Sunday, January 25, 2015

West Hendon Estate 2

The public inquiry is ongoing.
On Thursday we supported a demonstration; the video by an activist is here.

 
Ben Samuel, our parliamentary candidate, is a member of Barnet Housing Action Group.  here is what they posted on their facebook today:

On Thursday's day of action, I met Leigh, a woman who has lived in her home (her precious and beautiful home) on the West Hendon Estate for forty five years. A woman who contradicts all of the DailyMail stereotypes of people who live on council estates. A woman who has not been involved in the campaigning to date, as she never gets back home from work in time for the meetings. A woman who has negotiated 9 days holiday from work to attend the public inquiry which is so critical to her future.
A woman who told me the story of the first time she cried about her situation. A "silly" story, she said. The story also made me cry.
I may not get the details exact, but I want to try to relay that story as best I can.
In years gone by, in the green areas between the blocks and York Memorial Park, circles of daffodils were planted on the small hill beside the place where people used to play football. [ALL of this area has now been lost to the mega development]. The mists would rise in the mornings off the Welsh harp...the sunset views were magnificent....this green space surrounded on three sides by the buildings of tyrell way, marriotts close & marsh drive and on the other by the Welsh harp.

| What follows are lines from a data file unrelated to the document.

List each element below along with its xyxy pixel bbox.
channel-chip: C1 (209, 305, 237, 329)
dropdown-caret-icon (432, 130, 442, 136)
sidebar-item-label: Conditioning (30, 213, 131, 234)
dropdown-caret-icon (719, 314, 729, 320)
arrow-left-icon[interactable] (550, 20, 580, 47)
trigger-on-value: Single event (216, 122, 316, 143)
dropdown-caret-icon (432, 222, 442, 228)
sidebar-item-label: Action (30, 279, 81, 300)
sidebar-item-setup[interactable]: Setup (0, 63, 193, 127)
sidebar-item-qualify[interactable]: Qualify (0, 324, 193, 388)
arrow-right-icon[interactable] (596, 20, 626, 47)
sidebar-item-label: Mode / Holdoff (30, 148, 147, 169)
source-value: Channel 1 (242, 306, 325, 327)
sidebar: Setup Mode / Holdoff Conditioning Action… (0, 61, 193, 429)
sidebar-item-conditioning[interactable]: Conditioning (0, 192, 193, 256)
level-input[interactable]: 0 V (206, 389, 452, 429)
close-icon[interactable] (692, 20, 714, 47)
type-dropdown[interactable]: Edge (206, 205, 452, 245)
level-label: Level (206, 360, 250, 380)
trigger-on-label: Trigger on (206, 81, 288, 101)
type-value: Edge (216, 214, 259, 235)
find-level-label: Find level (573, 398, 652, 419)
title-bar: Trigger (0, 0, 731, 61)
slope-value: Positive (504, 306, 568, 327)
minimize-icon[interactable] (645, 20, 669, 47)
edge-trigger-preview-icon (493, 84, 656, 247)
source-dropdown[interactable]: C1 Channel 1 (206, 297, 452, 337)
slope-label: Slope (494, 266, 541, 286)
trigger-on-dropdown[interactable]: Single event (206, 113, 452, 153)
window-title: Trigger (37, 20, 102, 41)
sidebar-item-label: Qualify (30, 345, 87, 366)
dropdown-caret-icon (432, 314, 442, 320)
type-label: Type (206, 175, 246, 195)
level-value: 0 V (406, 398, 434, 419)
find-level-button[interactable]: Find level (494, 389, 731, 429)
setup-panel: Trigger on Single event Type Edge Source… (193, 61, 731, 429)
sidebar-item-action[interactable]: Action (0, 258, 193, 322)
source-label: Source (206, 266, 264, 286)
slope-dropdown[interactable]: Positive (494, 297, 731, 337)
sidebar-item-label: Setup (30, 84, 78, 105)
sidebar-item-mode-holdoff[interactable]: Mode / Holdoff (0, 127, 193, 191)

She'd always called her Estate, West Hendon's little secret, snuck away behind the Edgware Road.
When the "redevelopment", the destruction, the decimation of the area began, the greenspace was first to be taken. The small hill with the daffodils dug up, churned over like a vision from watership down. Leigh looked from her window one day and saw on the top of the brown disrupted earth the daffodil bulbs sitting on top of the mound.....they still grew, they still bloomed. The sight of the daffodils clinging on until the end....Leigh cried and cried...and so did I.
Leigh is a leaseholder, bought her home under the right to buy. She does not know where she will go, how she will get there, how she will start again, how she will get to work, how she will see her friends, who will be her friends.
For Leigh and the other 679 households on this estate and hundreds, maybe thousands of others on other estates, like her but each with a different, distinct story, we must not let what is happening to her to happen.
She must have a fair, dignified outcome from this trauma she is now facing.
We must fight together to achieve this.
What's right is right, AND THIS IS WRONG!! So very wrong.